Friese wants to focus on issues pertaining to healthcare, public education, gun control and voting rights. During his time in legislature, Friese has introduced bills pertaining public school tax credits, a study on gun violence and teacher retention.

Before joining the UAMC as a trauma surgeon, Friese studied at the University of Maryland, University of Chicago and the University of Texas. Friese served in the U.S. Navy Medical Corps as a surgeon in Okinawa, Japan and Camp Pendleton, Calif. for four years beginning in 1997.

He was one of the surgeons who operated on the victims of the 2011 mass shootings at Gabby Giffords' Congress on Your Corner event, in which six were killed and 13 wounded.

While he is already serving in the House of Representatives, Matt Kopec is making his first run for the office. He was appointed to the seat by the Pima County Board of Supervisors in January 2016 after Democrat Victoria Steele resigned from her seat to make a run for Congress against incumbent Martha McSally.

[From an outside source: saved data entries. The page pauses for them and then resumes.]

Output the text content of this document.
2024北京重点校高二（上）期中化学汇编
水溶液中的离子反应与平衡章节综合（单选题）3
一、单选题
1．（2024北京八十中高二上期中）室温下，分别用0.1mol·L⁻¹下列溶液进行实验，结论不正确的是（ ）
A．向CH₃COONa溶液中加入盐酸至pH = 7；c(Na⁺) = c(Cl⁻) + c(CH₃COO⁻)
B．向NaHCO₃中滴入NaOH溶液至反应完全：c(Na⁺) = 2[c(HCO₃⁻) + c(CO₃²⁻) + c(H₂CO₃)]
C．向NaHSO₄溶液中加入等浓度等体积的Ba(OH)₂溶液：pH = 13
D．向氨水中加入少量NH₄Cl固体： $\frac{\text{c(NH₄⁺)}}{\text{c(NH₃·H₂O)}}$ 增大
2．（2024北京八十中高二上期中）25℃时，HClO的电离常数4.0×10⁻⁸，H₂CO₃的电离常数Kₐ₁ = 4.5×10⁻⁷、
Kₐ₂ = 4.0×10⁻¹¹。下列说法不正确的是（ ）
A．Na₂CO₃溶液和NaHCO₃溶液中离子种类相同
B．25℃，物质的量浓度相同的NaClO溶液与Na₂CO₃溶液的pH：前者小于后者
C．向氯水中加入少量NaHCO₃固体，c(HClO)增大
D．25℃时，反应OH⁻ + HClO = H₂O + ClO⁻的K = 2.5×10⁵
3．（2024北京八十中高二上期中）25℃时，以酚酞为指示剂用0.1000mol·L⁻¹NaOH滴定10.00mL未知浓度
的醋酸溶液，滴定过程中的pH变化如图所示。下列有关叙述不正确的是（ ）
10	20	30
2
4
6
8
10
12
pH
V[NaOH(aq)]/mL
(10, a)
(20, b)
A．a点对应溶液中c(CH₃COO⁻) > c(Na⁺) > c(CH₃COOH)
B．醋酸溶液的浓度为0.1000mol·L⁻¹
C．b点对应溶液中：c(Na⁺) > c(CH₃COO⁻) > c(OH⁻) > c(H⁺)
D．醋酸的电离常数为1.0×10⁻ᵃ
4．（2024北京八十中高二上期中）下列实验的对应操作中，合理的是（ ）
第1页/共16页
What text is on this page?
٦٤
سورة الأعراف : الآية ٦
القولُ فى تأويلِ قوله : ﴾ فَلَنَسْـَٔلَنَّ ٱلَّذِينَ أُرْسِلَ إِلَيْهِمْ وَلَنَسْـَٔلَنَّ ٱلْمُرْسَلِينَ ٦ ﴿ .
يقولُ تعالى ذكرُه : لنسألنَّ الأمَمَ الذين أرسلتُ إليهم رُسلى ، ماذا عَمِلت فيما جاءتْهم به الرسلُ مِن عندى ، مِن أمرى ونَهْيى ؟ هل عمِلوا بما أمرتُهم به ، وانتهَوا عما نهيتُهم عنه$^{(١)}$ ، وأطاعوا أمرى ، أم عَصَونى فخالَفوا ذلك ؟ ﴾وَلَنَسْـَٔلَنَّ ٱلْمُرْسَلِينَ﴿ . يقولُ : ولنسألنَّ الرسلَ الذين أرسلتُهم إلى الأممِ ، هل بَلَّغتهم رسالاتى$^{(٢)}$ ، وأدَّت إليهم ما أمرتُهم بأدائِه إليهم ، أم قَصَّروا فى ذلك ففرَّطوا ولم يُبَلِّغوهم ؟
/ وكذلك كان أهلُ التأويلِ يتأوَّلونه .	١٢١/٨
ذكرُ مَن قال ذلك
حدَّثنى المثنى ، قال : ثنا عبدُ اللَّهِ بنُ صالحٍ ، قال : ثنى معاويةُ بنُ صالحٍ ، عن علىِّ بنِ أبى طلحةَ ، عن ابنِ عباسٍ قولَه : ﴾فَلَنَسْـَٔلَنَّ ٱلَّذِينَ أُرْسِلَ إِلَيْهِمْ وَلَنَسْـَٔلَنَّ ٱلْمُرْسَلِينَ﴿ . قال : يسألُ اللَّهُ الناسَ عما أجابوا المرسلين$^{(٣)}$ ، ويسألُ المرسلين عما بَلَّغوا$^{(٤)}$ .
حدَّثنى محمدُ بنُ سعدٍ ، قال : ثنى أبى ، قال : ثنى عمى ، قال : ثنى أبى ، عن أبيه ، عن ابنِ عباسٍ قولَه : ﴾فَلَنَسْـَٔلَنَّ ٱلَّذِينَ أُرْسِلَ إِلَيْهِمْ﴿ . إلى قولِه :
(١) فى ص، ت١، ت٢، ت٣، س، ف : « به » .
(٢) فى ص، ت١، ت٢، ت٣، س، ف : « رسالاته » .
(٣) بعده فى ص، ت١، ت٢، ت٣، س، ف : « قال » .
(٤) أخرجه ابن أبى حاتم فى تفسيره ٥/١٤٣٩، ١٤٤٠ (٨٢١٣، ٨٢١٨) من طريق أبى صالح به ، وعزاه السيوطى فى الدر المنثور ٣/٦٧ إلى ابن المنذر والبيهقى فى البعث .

Kopec is currently the youngest member of the Arizona State legislature at age 27, so, he says, "when I go door to door and I talk to young people, I'm able to keep them engaged."

"I think that that kind of engagement is what we need, because we've seen what happens when younger folks don't participate in the process and their voices are left out," Kopec says.

Although Kopec hasn't had much experience as a legislator, he is experienced in working on campaigns for former congressman Ron Barber, Tucson City Council members Shirley Scott and Karin Uhlich, and others. He also worked as an aide for Uhlich's Ward 3 office before his appointment to the House.

Kopec intends to focus on issues regarding economic development through infrastructure improvement, education funding and allowing local jurisdictions to drive their own policies.

As a Tucson native, Kopec feels he connects well with the values of voters having attended Catalina High School and graduating from the UA in 2011 with degrees in sociology and political science.

Both Friese and Kopec are doing traditional fundraising, while the third candidate in the race, Powers Hannley, has turned to the Clean Elections program for her campaign dollars. Powers Hannley takes a broad economic approach on the issues with a focus on funding illustrated by her own campaign funding.

She also supports a national movement away from private investment firms in favor of public banking to reduce the political and economic power of Wall Street bankers.

Additionally, her agenda includes paycheck equality for women, a campaign against the opiate pandemic in Arizona, a fight for a living wage and women's rights for access to contraception and abortions.

Powers Hannley received her bachelor's degree in journalism from Ohio State University in 1973 and a master's in public health from UA in 1996 after moving to Tucson in 1981.

After working in public relations and freelance, she took the position of managing editor for the American Journal of Medicine before stepping down to take a part-time job as social media/technology editor to focus on her campaign.

"I believe that I have a unique skill set that I bring to the Legislature," Powers Hannley says. "I've been in management for many years. I've also been in health care and public health, and so, although my career spans communications and public relations, mostly I've been working in management and research. I've also been a small-business owner. I've had two small businesses that were successful."

The two winners of the primary will face Republican Ana Henderson in the November general election.